And finally the last three articles of this issue are about fuzzy systems and intelligent decision making in IDA. Saito et al. in the first article of this group argue that the act of reviewing scientific papers is very subjective, but in reality many factors would influence user’s decision. This can be called social influence bias. The authors pick two factors, “Who” and “When” and discuss which factor is more influential when a user posts his/her own rate in an online review system. They further propose a weighted multinomial generative model that can learn the factor metric quite efficiently from a vast amount of data already available in many online review systems. The authors evaluate the proposed method and confirm its effectiveness by five review datasets, and empirically clarify that there is no universal solution, but the social bias does exist. Feng and Wang in the eleventh article of this issue discuss that soft set theory can be used as a general mathematical tool for dealing with uncertainty where fuzzy soft sets are a combination of fuzzy set and soft set. The authors introduce a soft t-discernibility matrix in fuzzy soft sets, which is a combination of soft discernibility matrix and level soft sets. Their proposed algorithm is evaluated through a comparative analysis where the effectiveness of their proposed approach is presented. And finally Du et al. in the last article of this issue argue that the performances of face recognition are always affected by variations of expression, illumination and so on. To address this problem, the authors propose an interval type-2 fuzzy linear discriminant analysis (IT2FLDA) algorithm and incorporate it into a linear discriminant analysis method. The authors claim that their proposed approach is able to minimize the effects of uncertainties, find the optimal projective directions and make the feature subspace discriminating and robust. Their experiment results show that the proposed approach improves the recognition rate and reduces sensitivity to variations when compared to results from existing techniques.
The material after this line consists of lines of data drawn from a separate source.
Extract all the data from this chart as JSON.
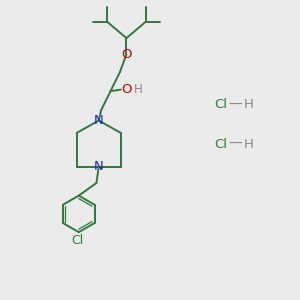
{
  "background_color": "#ebebeb",
  "bond_color": "#2d7a3a",
  "n_color": "#2222cc",
  "o_color": "#cc0000",
  "cl_color": "#2d7a3a",
  "h_color": "#888888",
  "figsize": [
    3.0,
    3.0
  ],
  "dpi": 100,
  "xlim": [
    0,
    10
  ],
  "ylim": [
    0,
    10
  ]
}
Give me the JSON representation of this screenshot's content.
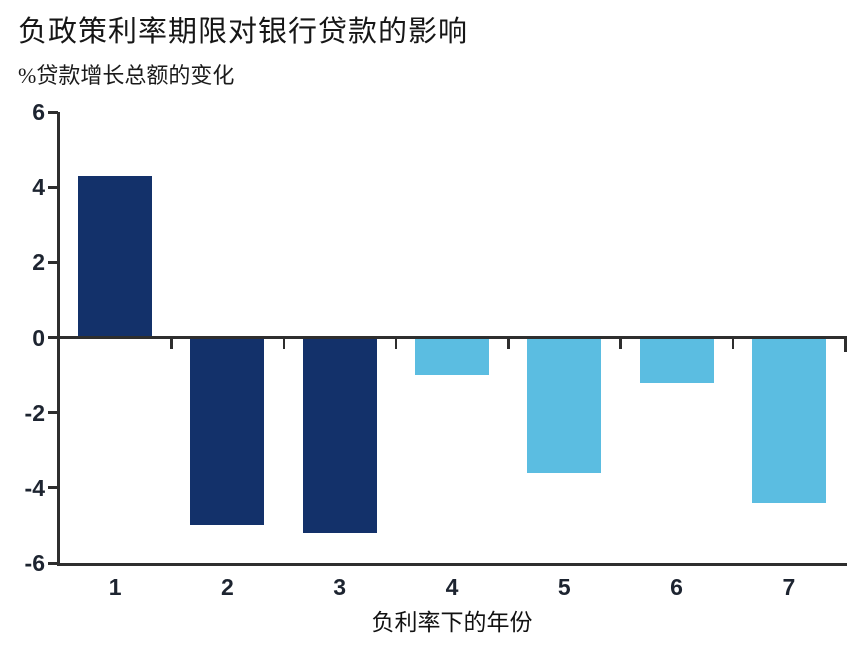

In conclusion, we would like to thank all the authors who have submitted the results of their excellent research to be evaluated by our referees and published in the IDA journal. As usual, in addition to six regular issues, we also have one special issue planned for 2018 which will be published at the middle of this year. We look forward to receiving your feedback along with more and more quality articles in both applied and theoretical research related to the field of IDA.

With our best wishes,

Dr. A. Famili

Editor-in-Chief